In 1914, Zande was brought to Pine Mountain Settlement School to construct the schools stone reservoir. He also helped to build the chapel at the school. After the schools completion, Zande stayed at the school teaching stone masonry to people in the area and helping to construct many buildings located on the schools campus.

Zande gained full U.S. citizenship in 1917. On April 10, 1918, he married Ethel de Long, co-founder of Pine Mountain Settlement School. The couple had two children, Alberto, born in 1919, and Elena, who they adopted in 1923.

Zande built a cottage at the school for him and his family to live in, which came to be known as the Zande House and is still in use at the school today.

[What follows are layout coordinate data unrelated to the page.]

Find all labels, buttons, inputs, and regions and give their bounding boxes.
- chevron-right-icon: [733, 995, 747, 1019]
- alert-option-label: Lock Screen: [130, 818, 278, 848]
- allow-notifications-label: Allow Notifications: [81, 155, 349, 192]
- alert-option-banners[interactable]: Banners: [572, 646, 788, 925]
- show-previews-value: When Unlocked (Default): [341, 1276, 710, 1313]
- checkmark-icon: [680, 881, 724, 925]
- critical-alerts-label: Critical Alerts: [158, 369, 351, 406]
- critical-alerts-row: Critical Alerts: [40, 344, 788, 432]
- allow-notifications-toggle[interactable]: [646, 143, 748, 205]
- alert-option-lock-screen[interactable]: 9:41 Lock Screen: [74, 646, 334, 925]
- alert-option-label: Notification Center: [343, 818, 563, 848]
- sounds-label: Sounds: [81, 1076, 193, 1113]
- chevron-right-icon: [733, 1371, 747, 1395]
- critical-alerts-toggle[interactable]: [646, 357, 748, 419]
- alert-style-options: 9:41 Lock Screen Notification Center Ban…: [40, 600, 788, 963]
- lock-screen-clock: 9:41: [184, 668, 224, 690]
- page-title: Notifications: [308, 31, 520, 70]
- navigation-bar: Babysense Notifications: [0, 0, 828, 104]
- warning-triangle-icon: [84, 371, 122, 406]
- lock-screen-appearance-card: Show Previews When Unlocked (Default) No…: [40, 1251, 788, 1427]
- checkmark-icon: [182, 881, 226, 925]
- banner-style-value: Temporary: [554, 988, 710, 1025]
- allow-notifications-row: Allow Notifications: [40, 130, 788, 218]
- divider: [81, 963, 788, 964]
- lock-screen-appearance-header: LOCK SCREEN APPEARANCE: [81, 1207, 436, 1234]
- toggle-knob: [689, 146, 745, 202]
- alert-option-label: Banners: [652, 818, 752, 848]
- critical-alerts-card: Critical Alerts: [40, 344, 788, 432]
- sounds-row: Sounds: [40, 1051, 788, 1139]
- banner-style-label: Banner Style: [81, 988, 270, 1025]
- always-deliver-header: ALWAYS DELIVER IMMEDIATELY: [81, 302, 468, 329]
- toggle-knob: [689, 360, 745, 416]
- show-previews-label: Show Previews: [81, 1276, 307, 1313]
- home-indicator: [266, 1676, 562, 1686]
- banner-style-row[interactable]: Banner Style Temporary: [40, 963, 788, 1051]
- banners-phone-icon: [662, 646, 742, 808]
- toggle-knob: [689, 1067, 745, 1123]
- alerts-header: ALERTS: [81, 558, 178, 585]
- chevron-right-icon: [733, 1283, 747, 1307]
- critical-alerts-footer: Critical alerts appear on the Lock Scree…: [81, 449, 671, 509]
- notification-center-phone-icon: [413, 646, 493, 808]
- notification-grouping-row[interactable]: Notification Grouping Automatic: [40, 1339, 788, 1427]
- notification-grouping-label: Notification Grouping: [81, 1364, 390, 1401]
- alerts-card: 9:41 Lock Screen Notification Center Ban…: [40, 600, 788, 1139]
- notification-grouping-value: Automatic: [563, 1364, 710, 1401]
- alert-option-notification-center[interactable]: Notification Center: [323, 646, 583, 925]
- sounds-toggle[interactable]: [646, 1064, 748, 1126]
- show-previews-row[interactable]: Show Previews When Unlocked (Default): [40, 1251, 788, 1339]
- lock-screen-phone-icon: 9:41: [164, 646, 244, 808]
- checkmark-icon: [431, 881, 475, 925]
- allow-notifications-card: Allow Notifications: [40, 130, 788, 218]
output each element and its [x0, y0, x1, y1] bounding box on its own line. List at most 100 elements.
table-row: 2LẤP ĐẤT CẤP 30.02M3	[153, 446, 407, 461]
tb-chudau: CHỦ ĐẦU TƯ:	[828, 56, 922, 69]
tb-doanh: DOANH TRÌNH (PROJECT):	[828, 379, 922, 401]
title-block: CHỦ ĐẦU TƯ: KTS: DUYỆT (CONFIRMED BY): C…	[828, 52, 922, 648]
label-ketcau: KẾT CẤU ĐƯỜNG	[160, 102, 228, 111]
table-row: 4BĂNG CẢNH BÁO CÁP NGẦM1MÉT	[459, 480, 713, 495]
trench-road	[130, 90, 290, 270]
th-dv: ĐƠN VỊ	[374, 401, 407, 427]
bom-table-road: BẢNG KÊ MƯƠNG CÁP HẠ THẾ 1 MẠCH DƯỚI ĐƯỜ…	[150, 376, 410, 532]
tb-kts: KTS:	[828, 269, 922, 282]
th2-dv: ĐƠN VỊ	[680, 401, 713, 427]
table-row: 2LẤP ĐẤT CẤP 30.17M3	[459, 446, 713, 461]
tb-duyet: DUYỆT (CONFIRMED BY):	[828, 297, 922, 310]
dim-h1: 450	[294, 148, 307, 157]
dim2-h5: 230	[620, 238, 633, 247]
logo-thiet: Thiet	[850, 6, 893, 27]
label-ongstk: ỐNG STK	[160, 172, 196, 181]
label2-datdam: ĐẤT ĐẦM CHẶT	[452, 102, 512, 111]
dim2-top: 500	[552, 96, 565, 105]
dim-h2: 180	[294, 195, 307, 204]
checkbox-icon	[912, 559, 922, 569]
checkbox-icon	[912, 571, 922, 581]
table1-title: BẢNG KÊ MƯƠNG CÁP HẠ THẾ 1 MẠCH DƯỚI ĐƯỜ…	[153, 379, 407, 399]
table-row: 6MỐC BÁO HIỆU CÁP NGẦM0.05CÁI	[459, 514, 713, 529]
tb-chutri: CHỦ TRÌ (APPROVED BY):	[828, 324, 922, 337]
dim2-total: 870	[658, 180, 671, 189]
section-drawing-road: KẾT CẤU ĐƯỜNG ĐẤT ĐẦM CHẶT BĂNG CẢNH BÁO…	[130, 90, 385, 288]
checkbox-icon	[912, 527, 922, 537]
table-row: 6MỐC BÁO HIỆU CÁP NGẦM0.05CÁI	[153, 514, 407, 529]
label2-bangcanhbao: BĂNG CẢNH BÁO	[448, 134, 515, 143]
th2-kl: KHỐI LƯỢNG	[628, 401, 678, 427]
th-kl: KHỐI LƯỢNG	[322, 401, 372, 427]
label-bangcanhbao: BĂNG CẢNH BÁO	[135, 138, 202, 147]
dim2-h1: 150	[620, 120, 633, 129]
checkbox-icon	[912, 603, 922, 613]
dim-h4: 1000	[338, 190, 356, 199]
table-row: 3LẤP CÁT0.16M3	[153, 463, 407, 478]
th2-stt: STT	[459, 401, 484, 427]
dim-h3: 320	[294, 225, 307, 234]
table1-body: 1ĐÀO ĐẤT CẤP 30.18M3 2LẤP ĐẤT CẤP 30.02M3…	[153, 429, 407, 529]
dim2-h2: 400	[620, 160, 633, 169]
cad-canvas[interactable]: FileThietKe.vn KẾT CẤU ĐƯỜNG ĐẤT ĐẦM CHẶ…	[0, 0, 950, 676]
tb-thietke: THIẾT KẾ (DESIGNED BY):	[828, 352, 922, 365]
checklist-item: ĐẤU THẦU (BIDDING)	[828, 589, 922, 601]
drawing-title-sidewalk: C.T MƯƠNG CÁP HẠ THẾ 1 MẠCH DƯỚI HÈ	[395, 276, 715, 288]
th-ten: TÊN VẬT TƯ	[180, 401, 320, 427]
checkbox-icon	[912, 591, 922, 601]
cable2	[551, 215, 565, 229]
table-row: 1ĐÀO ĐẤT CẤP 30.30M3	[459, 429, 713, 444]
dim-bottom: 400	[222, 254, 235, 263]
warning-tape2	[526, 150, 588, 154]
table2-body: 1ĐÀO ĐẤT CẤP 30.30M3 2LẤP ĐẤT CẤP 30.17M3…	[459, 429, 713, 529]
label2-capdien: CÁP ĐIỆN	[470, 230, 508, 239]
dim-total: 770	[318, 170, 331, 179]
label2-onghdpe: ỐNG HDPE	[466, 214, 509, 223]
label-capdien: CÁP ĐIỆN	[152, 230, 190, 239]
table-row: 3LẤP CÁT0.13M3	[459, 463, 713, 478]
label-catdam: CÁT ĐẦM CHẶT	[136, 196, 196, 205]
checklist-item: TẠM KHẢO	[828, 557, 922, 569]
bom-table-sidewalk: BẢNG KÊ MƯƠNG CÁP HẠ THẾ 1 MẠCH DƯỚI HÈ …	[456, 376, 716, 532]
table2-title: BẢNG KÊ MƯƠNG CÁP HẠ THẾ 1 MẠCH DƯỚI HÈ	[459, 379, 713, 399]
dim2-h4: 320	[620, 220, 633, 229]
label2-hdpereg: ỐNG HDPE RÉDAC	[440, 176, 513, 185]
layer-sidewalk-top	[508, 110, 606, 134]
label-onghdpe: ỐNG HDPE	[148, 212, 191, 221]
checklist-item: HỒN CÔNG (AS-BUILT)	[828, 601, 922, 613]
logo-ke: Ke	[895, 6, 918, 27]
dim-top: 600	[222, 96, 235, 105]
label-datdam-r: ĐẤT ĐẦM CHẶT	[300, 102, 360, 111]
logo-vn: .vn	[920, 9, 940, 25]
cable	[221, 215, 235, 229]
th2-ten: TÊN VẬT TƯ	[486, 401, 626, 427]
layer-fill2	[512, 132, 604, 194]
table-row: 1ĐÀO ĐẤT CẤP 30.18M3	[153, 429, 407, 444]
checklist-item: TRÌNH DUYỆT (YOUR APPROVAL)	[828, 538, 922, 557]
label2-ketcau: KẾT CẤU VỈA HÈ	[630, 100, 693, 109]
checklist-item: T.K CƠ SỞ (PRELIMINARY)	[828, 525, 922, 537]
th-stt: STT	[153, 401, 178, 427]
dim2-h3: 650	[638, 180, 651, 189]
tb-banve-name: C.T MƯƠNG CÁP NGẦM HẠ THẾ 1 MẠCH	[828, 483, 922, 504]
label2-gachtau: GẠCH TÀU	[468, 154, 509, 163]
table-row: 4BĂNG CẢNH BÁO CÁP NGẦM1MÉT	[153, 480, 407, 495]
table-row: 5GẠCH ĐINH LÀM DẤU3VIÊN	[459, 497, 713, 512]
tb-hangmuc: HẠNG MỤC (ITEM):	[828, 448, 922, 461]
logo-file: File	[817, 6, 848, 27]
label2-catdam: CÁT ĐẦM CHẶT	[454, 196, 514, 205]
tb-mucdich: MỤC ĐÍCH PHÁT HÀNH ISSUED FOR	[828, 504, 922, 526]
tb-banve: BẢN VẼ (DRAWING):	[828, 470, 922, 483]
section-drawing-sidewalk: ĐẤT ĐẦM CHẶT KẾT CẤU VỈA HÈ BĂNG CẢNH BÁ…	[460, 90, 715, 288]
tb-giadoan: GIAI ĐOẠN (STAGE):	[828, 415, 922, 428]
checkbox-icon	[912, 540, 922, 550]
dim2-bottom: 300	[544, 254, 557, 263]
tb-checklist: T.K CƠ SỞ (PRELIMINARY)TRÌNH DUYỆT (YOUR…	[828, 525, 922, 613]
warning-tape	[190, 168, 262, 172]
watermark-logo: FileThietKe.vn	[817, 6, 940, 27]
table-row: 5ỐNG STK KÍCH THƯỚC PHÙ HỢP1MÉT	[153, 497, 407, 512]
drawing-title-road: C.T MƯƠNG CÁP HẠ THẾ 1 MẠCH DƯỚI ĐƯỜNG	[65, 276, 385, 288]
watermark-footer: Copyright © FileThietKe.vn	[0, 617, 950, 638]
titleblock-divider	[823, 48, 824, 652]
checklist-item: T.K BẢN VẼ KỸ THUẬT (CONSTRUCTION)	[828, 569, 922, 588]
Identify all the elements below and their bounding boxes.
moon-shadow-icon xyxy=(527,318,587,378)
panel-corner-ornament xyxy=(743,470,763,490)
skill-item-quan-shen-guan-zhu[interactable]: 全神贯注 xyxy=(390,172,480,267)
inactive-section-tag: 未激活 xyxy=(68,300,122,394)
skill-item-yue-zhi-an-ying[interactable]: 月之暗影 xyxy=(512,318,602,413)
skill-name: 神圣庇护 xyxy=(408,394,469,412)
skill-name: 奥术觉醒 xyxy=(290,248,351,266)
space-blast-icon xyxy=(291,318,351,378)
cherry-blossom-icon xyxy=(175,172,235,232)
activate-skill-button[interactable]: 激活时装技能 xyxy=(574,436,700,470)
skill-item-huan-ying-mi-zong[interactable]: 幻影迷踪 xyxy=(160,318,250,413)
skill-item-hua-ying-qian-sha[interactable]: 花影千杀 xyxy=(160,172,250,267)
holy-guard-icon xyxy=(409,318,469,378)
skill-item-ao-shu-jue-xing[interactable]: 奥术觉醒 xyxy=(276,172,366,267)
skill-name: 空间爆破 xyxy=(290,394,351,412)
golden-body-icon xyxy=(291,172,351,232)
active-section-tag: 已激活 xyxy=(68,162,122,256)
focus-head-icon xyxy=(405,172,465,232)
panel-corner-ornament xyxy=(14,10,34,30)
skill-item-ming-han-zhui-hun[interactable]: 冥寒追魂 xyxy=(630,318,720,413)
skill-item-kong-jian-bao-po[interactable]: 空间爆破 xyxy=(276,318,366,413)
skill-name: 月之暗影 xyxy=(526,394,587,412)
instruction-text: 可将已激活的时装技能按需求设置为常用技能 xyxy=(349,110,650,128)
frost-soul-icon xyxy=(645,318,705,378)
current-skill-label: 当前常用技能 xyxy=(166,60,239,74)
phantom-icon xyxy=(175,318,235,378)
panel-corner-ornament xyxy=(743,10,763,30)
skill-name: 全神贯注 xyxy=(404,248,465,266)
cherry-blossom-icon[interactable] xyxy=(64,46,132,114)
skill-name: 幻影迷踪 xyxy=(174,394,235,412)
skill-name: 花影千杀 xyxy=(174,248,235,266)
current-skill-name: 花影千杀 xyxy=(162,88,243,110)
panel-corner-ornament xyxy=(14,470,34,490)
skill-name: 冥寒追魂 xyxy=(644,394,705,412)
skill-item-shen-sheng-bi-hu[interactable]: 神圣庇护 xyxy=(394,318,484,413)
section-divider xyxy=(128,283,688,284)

Zande sold his home to the school in May 1928, three months after the death of his wife, Ethel. He left Kentucky in late June 1928, and spent the next several months in Wilmington, Delaware, possibly with family members.

In October 1928, Zande left Wilmington and moved to Asheville, North Carolina, where he started a job with the American Enka Company. He also worked as a civil engineer and builder, using the skills he honed while at Pine Mountain.

In 1930, Zande married Caroline Heinz, a former secretary and housemother at Pine Mountain Settlement School.

Zande died on December 13, 1957, in Asheville, North Carolina.

In 1991, Pine Mountain Settlement School was added to the National Register of Historic Places. Zande is listed along with Mary Rockwell Hook, as the architect and builder of the school.